At the time these felt like major positioning shifts, but in retrospect, they were just little twists and turns on a relatively straight path. Like when we switched from “landing pages” to “conversion optimization” and then back again. Over the course of about 12 months.

That year, I remember being on a panel about post-click marketing at an industry event when one of my co-presenters made a snide remark about “post-click, conversion rate optimization, landing pages…or whatever it is we call it these days…” as he trailed off. Ouch! But, he was right and it felt like it was aimed right at me.

So, yes, for many years we were a landing page platform — a rectangle in a square. And sure, some of our customers made landing pages with our tool but they also made really sophisticated, data-driven, personalized, dynamic experiences that were so much bigger than a page. They were app-like in their behavior and they were the types of digital experiences you would normally need a developer to code. But our platform allowed a full-stack marketer to do it without code.

Our constant, nagging issue of what to call ourselves eventually led to a big departure from landing pages, a reframing that aligned with what our most deeply adopted customers were doing. We called it marketing apps, because many of the best things our customers were doing with our software were app-like experiences. And they were using those app-like experiences to accomplish major marketing goals. It wasn’t really a true pivot for our company, because we weren’t turning away from our existing business, but it was a definitive pivot of our message and marketing and a big evolution of our product to support those types of experiences even further.

There was a lot to like about the phrase “marketing apps”. Most importantly, it felt like a very accurate description of what our customers were using us for. But it also meant we’d once again be defining a new term for our audience and we’d been down that road before when we coined the label, post-click marketing.

For a little while, “marketing apps” worked. We got some great press and it helped us gain traction and visibility in a way that landing pages never did.

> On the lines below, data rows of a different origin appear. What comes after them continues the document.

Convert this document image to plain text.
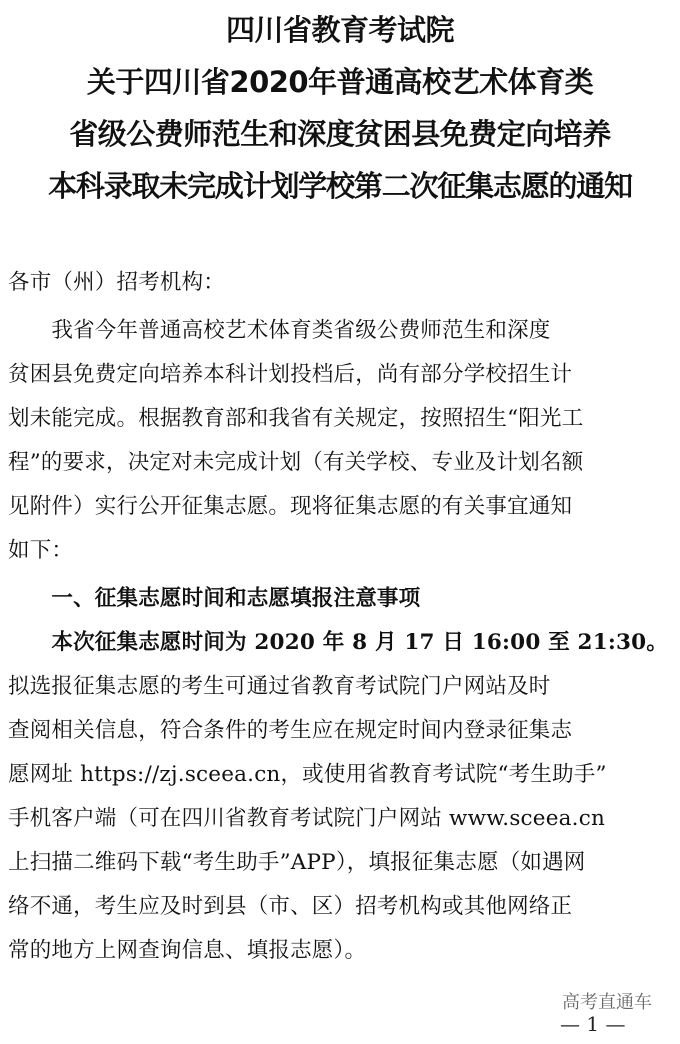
四川省教育考试院
关于四川省2020年普通高校艺术体育类
省级公费师范生和深度贫困县免费定向培养
本科录取未完成计划学校第二次征集志愿的通知
各市（州）招考机构：
　　我省今年普通高校艺术体育类省级公费师范生和深度
贫困县免费定向培养本科计划投档后，尚有部分学校招生计
划未能完成。根据教育部和我省有关规定，按照招生“阳光工
程”的要求，决定对未完成计划（有关学校、专业及计划名额
见附件）实行公开征集志愿。现将征集志愿的有关事宜通知
如下：
　　一、征集志愿时间和志愿填报注意事项
　　本次征集志愿时间为 2020 年 8 月 17 日 16:00 至 21:30。
拟选报征集志愿的考生可通过省教育考试院门户网站及时
查阅相关信息，符合条件的考生应在规定时间内登录征集志
愿网址 https://zj.sceea.cn，或使用省教育考试院“考生助手”
手机客户端（可在四川省教育考试院门户网站 www.sceea.cn
上扫描二维码下载“考生助手”APP），填报征集志愿（如遇网
络不通，考生应及时到县（市、区）招考机构或其他网络正
常的地方上网查询信息、填报志愿）。
高考直通车
— 1 —
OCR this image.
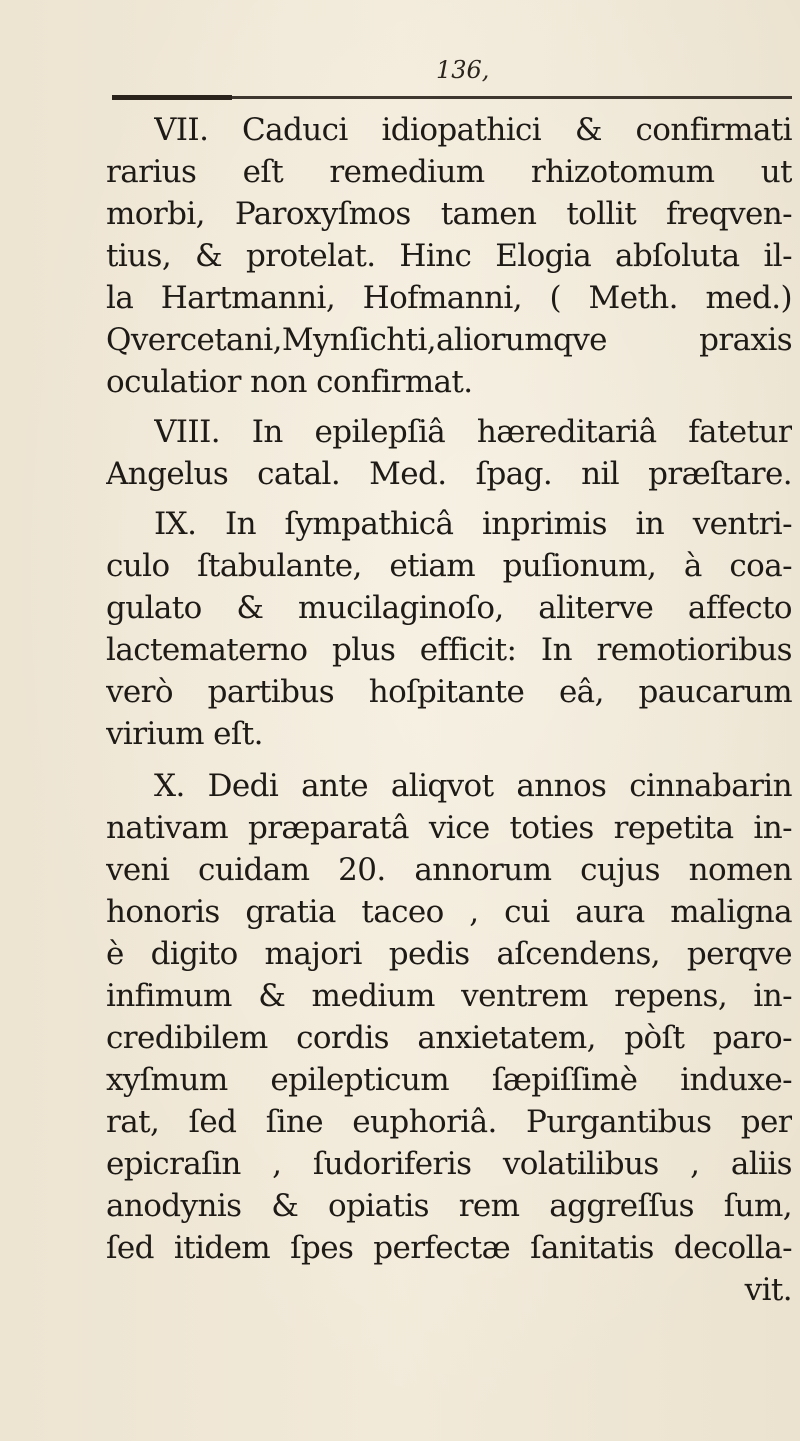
136,
VII. Caduci idiopathici & confirmati
rarius eſt remedium rhizotomum ut
morbi, Paroxyſmos tamen tollit freqven-
tius, & protelat. Hinc Elogia abſoluta il-
la Hartmanni, Hofmanni, ( Meth. med.)
Qvercetani,Mynſichti,aliorumqve praxis
oculatior non confirmat.
VIII. In epilepſiâ hæreditariâ fatetur
Angelus catal. Med. ſpag. nil præſtare.
IX. In ſympathicâ inprimis in ventri-
culo ſtabulante, etiam puſionum, à coa-
gulato & mucilaginoſo, aliterve affecto
lactematerno plus efficit: In remotioribus
verò partibus hoſpitante eâ, paucarum
virium eſt.
X. Dedi ante aliqvot annos cinnabarin
nativam præparatâ vice toties repetita in-
veni cuidam 20. annorum cujus nomen
honoris gratia taceo , cui aura maligna
è digito majori pedis aſcendens, perqve
infimum & medium ventrem repens, in-
credibilem cordis anxietatem, pòſt paro-
xyſmum epilepticum ſæpiſſimè induxe-
rat, ſed ſine euphoriâ. Purgantibus per
epicraſin , ſudoriferis volatilibus , aliis
anodynis & opiatis rem aggreſſus ſum,
ſed itidem ſpes perfectæ ſanitatis decolla-
vit.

But we started noticing that the language our sales team and even our prospects were using was “interactive content,” and so organically that phrase took root and made its way into our messaging, our conversations, and even our hearts. And this time, it really fits. What our customers are creating are interactive content experiences. And really they always were — back when it was landing pages, conversion paths, and even microsites. You can’t create a digital experience without content. You can’t even create an offline experience without content. Everything, at its core, is content.

And so, that leads me back to where I started this story: How an interactive content marketing company ended up at something called the Digital Experience Summit.

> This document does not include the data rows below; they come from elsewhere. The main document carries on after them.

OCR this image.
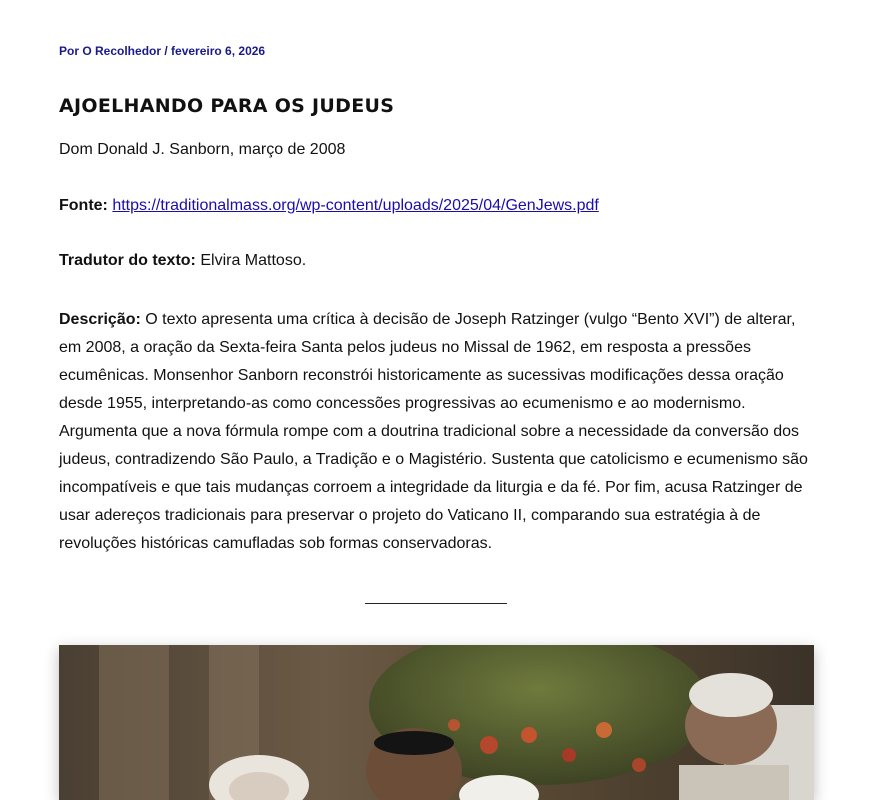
Por O Recolhedor / fevereiro 6, 2026
AJOELHANDO PARA OS JUDEUS

Dom Donald J. Sanborn, março de 2008

Fonte: https://traditionalmass.org/wp-content/uploads/2025/04/GenJews.pdf

Tradutor do texto: Elvira Mattoso.

Descrição: O texto apresenta uma crítica à decisão de Joseph Ratzinger (vulgo “Bento XVI”) de alterar, em 2008, a oração da Sexta-feira Santa pelos judeus no Missal de 1962, em resposta a pressões ecumênicas. Monsenhor Sanborn reconstrói historicamente as sucessivas modificações dessa oração desde 1955, interpretando-as como concessões progressivas ao ecumenismo e ao modernismo. Argumenta que a nova fórmula rompe com a doutrina tradicional sobre a necessidade da conversão dos judeus, contradizendo São Paulo, a Tradição e o Magistério. Sustenta que catolicismo e ecumenismo são incompatíveis e que tais mudanças corroem a integridade da liturgia e da fé. Por fim, acusa Ratzinger de usar adereços tradicionais para preservar o projeto do Vaticano II, comparando sua estratégia à de revoluções históricas camufladas sob formas conservadoras.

Over the years, I’ve learned that while the label is important, it is not everything. The truth is our customers can use our platform for post-click marketing, for conversion optimization, landing pages, for marketing apps, for interactive content, and for data-driven digital experiences. Or whatever else they want to call it. They do all these things with our software, and probably many others that I can’t even define or label yet.

And that’s okay. When you create a company, you want to put a stake in the ground and have a label to describe your space. But, maybe some things can’t be defined by a single label and if you embrace that, it gives you room to get in front of audiences who need what you do.

Much like the organic, natural progression to “interactive content,” we’ve informally come to think of our platform as “the CMS (content management system) for everything a CMS can’t do”. Calculators, quizzes, configurators and everything in between.

A company still needs a label for it’s offering, and interactive content is ours — that’s not changing. But, how we frame it and how creative we get with that is certainly open for consideration. I’ve come to learn that our product is so much bigger than any one label can denote. Yours probably is too.